The story starts in the city before the siege, which I couldn’t help idealise: the beauty that it must have been, to live in a place where each culture is celebrated and respected, Muslims, Orthodox Christians, Roman Catholics, and Sephardi Jews. Priscilla’s description of such a place helps the reader to understand Zora’s naivety at the start of the war, with a disbelief that war was coming; however, Sarajevo quickly transforms into a war-torn city, with death and destruction, and no way out for the thousands who remain. In spite of that, this is not a typical war novel. 

 

At the start of the story, Zora’s husband and mother travel to visit her daughter in England. What starts as blissful peace for Zora — to have a break from care and to focus on her favourite painting — turns to the realisation that she is confined to the city alone. As the weeks turn into months, the story becomes a battle of survival. Providing glimpses of her family’s story adds to her injustice, of how the rest of the world continues. Through the turmoil, Zora develops friendships with her neighbours, and you get to experience the small joys and heart-wrenching losses of the characters, how they come together and adapt to survive and show their resilience by continuing in their ‘normal’ days.

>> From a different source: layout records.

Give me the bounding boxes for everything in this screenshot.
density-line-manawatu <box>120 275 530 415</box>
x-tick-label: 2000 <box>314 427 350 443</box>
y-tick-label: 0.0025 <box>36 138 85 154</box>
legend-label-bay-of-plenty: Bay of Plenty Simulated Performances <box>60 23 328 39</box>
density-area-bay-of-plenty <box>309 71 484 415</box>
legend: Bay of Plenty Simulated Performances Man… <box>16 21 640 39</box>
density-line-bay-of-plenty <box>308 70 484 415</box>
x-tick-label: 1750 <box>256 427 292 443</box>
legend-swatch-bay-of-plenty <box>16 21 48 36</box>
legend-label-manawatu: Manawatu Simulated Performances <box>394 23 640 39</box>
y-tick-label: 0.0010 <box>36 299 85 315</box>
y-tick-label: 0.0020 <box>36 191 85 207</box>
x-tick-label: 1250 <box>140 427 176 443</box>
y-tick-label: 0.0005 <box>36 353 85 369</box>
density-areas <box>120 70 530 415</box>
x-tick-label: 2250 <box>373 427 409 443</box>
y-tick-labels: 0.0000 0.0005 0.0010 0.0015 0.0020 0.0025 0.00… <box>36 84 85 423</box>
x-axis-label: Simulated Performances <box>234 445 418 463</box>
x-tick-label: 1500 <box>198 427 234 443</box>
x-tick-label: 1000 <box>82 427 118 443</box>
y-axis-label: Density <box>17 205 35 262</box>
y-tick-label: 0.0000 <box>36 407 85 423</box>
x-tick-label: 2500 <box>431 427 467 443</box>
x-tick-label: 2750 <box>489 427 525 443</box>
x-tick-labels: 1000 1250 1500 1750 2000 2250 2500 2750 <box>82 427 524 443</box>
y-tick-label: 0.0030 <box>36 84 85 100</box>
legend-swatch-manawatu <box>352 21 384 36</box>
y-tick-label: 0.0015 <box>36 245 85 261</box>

It also shows no one is perfect, especially when pushed to their limits, allowing you to reflect on your viewpoint of modern day values and give empathy to her choices, when really, Zora is changed forever. 

 

The standout point of the book for me, is how Priscilla so skillfully captures the raw essence of living in a city under siege. Seeing it through Zora’s artistic eyes brings the city to life: I can picture her apartment, her studio, the view from her kitchen window; I can picture the streets and her neighbours, the mountains that surround them. Priscilla shows how Zora transforms pain into art; her paintings and day-dreaming visions express the horror of war as the city is transformed. It is often said that creativity is highest during pain, and this is a true representation: you can imagine the devastating but beautiful pieces that Zora produces; her interpretation of the broken bridges, the fire-lit sky, her deepening loss.

 

Black butterflies is a valuable read for everyone, to humanise war, and start to understand the impact to individuals.